ECRR2 is designed to help parents/caregivers to become their child’s first teachers and support their young child’s early literacy development. It comes as a surprise to many of us graduate-degree laden folks that not every parent has the resources, experience, modeling, or support to do that instinctively. Adding the motivational power of technology to this framework plus giving parents high quality options for media consumption may not just have an impact on individual children’s literacy; it could have a positive impact on our society as a whole.
Now I see that one of the giants of children’s literacy research (Neuman) is in FAVOR of using technology with young children, I am even more convinced that ECRR2.0 (as I loving refer to ECRR + technology) will be the tool that brings our profession to the forefront for the evaluation, curation and implementation of interactive children’s media in early literacy programming.
nanos gigantum humeris insidentes: We are standing on the shoulders of giants.

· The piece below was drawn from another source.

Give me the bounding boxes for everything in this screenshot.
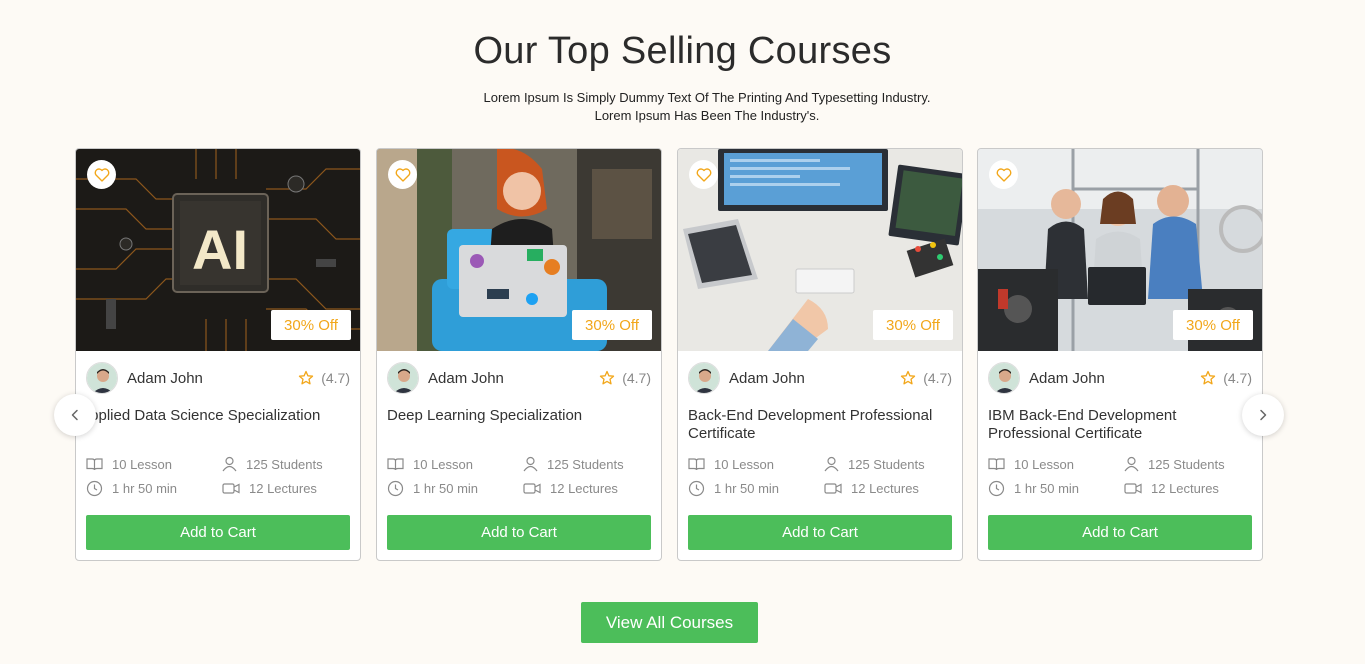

From Giving our Children a Fighting Chance (pages 74-75, emphasis is mine):
Early Reading skills, particularly the first part of the reading equation- phonological awareness (rhyming, alliteration, segmenting and blending) and letter name knowledge- are especially well-suited to the mastery learning capabilities of the computer. With adult supervision, computer programs, specially orchestrated to drill and practice these skills, can make the work like play, in a manner that builds both speed and fluency. Consequently, what would ordinarily be a centerpiece in kindergarten is now in the hands of a miraculous machine and an authoritative parent who is guiding his or her child at age 3.
When you take the drudgery part out of the reading process- learning the basic decoding skills- and make them automatic, you provide working memory capacity to do other things, such as thinking about what you read in the text. This is the fun part of the reading process because it allows you to learn and develop knowledge that will be critical for the second part of the reading equation- comprehension. In some respect, then, the sooner a child can learn the nuts and bolts of reading, the sooner he or she can begin to build a knowledge base and become an independent learner- and the sooner, too, that the child can build the conceptual base that will be critical for the development of information capital.
Before this time of independence, however, children will need adult assistance in learning about reading and learning to read. In this environment in which the playing field is somewhat level [the library], our observations made plain the centrality of adult scaffolding- even with these so-called self-teaching programs. There was a power dynamic that differed across settings [affluent neighborhood library & impoverished neighborhood library]. In one setting, the power seemed to be held by the parent, who manipulated the tools to their children’s learning advantage. In the other setting, the power balance seemed to favor the tool, with the parent deferring to its will, and allowing the child to take ownership. This relationship seemed to hold true regardless of whether the tool was a book or a computer.